Knowing which kind of yoga is ideal for your objectives is crucial if you’re a yogi trying to get in some cardio or an active runner hoping to incorporate some yoga into your life.
Yoga comes in various forms, from restorative, Yin, and Hatha to Vinyasa, power, hot, and Bikram—and that is just the tip of the iceberg.
Running provides the optimal combination of stretching and tranquility and a cool-down period at the conclusion of your exercise, making it the perfect preparation for a restorative yoga session. The body may suffer more harm than benefit if you run before a hot yoga or Bikram yoga class.
Yoga is excellent for loosening up tight muscles and extending the range of motion for runners. However, vigorous yoga techniques would be preferable. Additionally, this will lessen the chance of damage by preventing overstretching of the muscles.
In general, it’s preferable to perform cardio first, then yoga. Though why?
There are a few explanations. In the beginning, yoga has a propensity to relax the body and unwind the mind. Do you think you could fall asleep during Savasana and then run a few miles?
It might be shocking to the senses to go from leisure to marathon training. In contrast, before bending, twisting, lunging, and gliding into different yoga postures, you should warm up the body with cardio.
Yoga helps deactivate the sympathetic nervous system and encourages parasympathetic response. Thus, you should do it after jogging. This promotes the best possible post-exercise recovery by reducing muscular tension across the body.
The sympathetic nervous system produces a fight-or-flight response. Your metabolism is increased, most bodily processes are halted, and the blood is flushed to the muscles, preparing them for action.

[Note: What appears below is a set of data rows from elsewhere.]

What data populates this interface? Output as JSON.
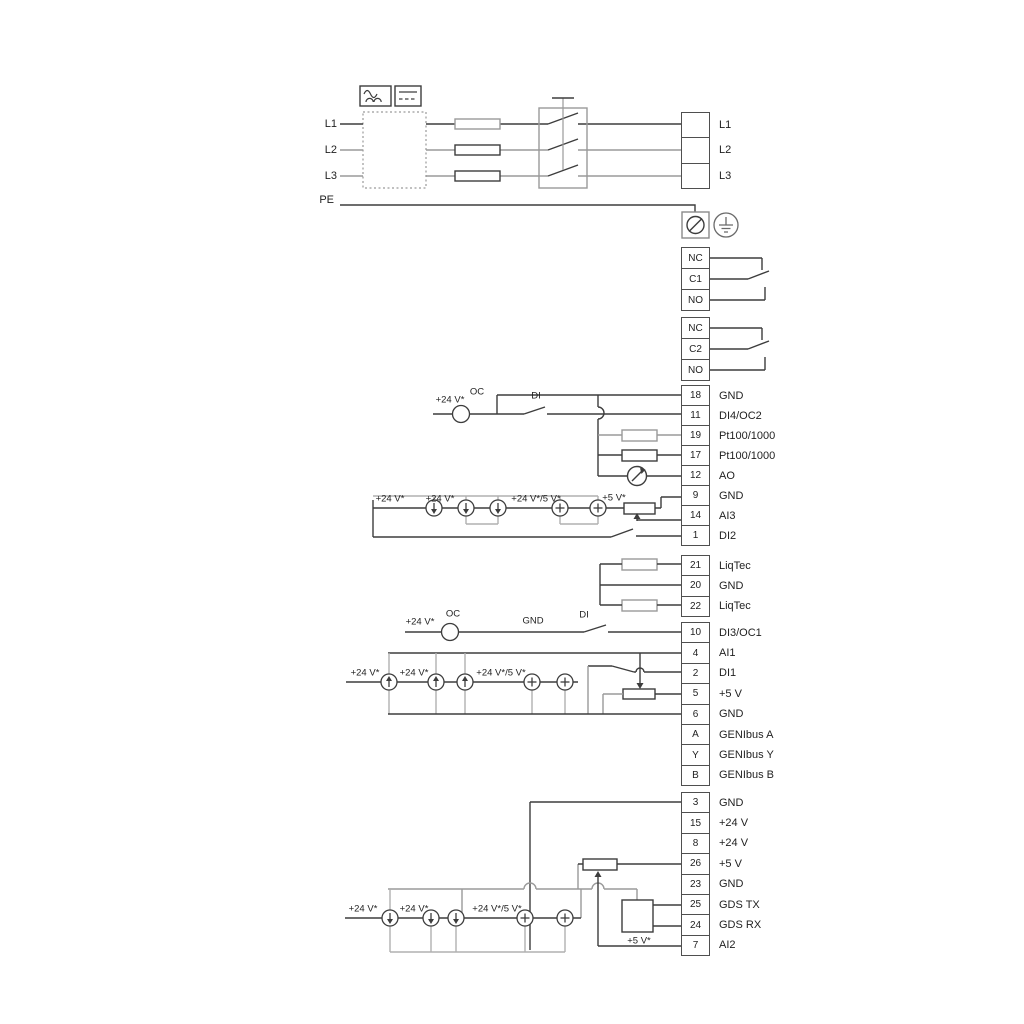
{
  "diagram": {
    "kind": "pump-drive wiring diagram",
    "colors": {
      "line_dark": "#3d3d3d",
      "line_gray": "#a3a3a3",
      "text": "#1f1f1f",
      "background": "#ffffff"
    }
  },
  "mains": {
    "l1": "L1",
    "l2": "L2",
    "l3": "L3",
    "pe": "PE",
    "output_block": [
      {
        "no": "",
        "label": "L1"
      },
      {
        "no": "",
        "label": "L2"
      },
      {
        "no": "",
        "label": "L3"
      }
    ]
  },
  "relay1": [
    {
      "no": "NC"
    },
    {
      "no": "C1"
    },
    {
      "no": "NO"
    }
  ],
  "relay2": [
    {
      "no": "NC"
    },
    {
      "no": "C2"
    },
    {
      "no": "NO"
    }
  ],
  "io_a": [
    {
      "no": "18",
      "label": "GND"
    },
    {
      "no": "11",
      "label": "DI4/OC2"
    },
    {
      "no": "19",
      "label": "Pt100/1000"
    },
    {
      "no": "17",
      "label": "Pt100/1000"
    },
    {
      "no": "12",
      "label": "AO"
    },
    {
      "no": "9",
      "label": "GND"
    },
    {
      "no": "14",
      "label": "AI3"
    },
    {
      "no": "1",
      "label": "DI2"
    }
  ],
  "io_b": [
    {
      "no": "21",
      "label": "LiqTec"
    },
    {
      "no": "20",
      "label": "GND"
    },
    {
      "no": "22",
      "label": "LiqTec"
    }
  ],
  "io_c": [
    {
      "no": "10",
      "label": "DI3/OC1"
    },
    {
      "no": "4",
      "label": "AI1"
    },
    {
      "no": "2",
      "label": "DI1"
    },
    {
      "no": "5",
      "label": "+5 V"
    },
    {
      "no": "6",
      "label": "GND"
    },
    {
      "no": "A",
      "label": "GENIbus A"
    },
    {
      "no": "Y",
      "label": "GENIbus Y"
    },
    {
      "no": "B",
      "label": "GENIbus B"
    }
  ],
  "io_d": [
    {
      "no": "3",
      "label": "GND"
    },
    {
      "no": "15",
      "label": "+24 V"
    },
    {
      "no": "8",
      "label": "+24 V"
    },
    {
      "no": "26",
      "label": "+5 V"
    },
    {
      "no": "23",
      "label": "GND"
    },
    {
      "no": "25",
      "label": "GDS TX"
    },
    {
      "no": "24",
      "label": "GDS RX"
    },
    {
      "no": "7",
      "label": "AI2"
    }
  ],
  "ann": {
    "plus24": "+24 V*",
    "oc": "OC",
    "di": "DI",
    "gnd": "GND",
    "plus24_5": "+24 V*/5 V*",
    "plus5": "+5 V*"
  }
}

On the other hand, the parasympathetic response, sometimes known as “rest and digest,” causes your body to relax and down-regulate
Before running, the sympathetic nervous system should be activated since it affects muscle performance, water and electrolyte balance, and thermoregulation. You can thus perform better, move more quickly, and use glucose more effectively.
After a run, activating the parasympathetic response is crucial since it reduces blood pressure, initiates digestion, moves nutrients around your body, and utilizes them for repair and recovery.
Doing yoga after running is, by far, the most acceptable approach to enhance your running and aid in regaining full mobility. Dynamic stretching can still be used as a warm-up, but a complete yoga practice should wait until after the run.
For me, there isn’t a better way to warm up for yoga after a successful run. Your muscles will be more elastic and flexible as a result, which will make doing yoga postures effortless.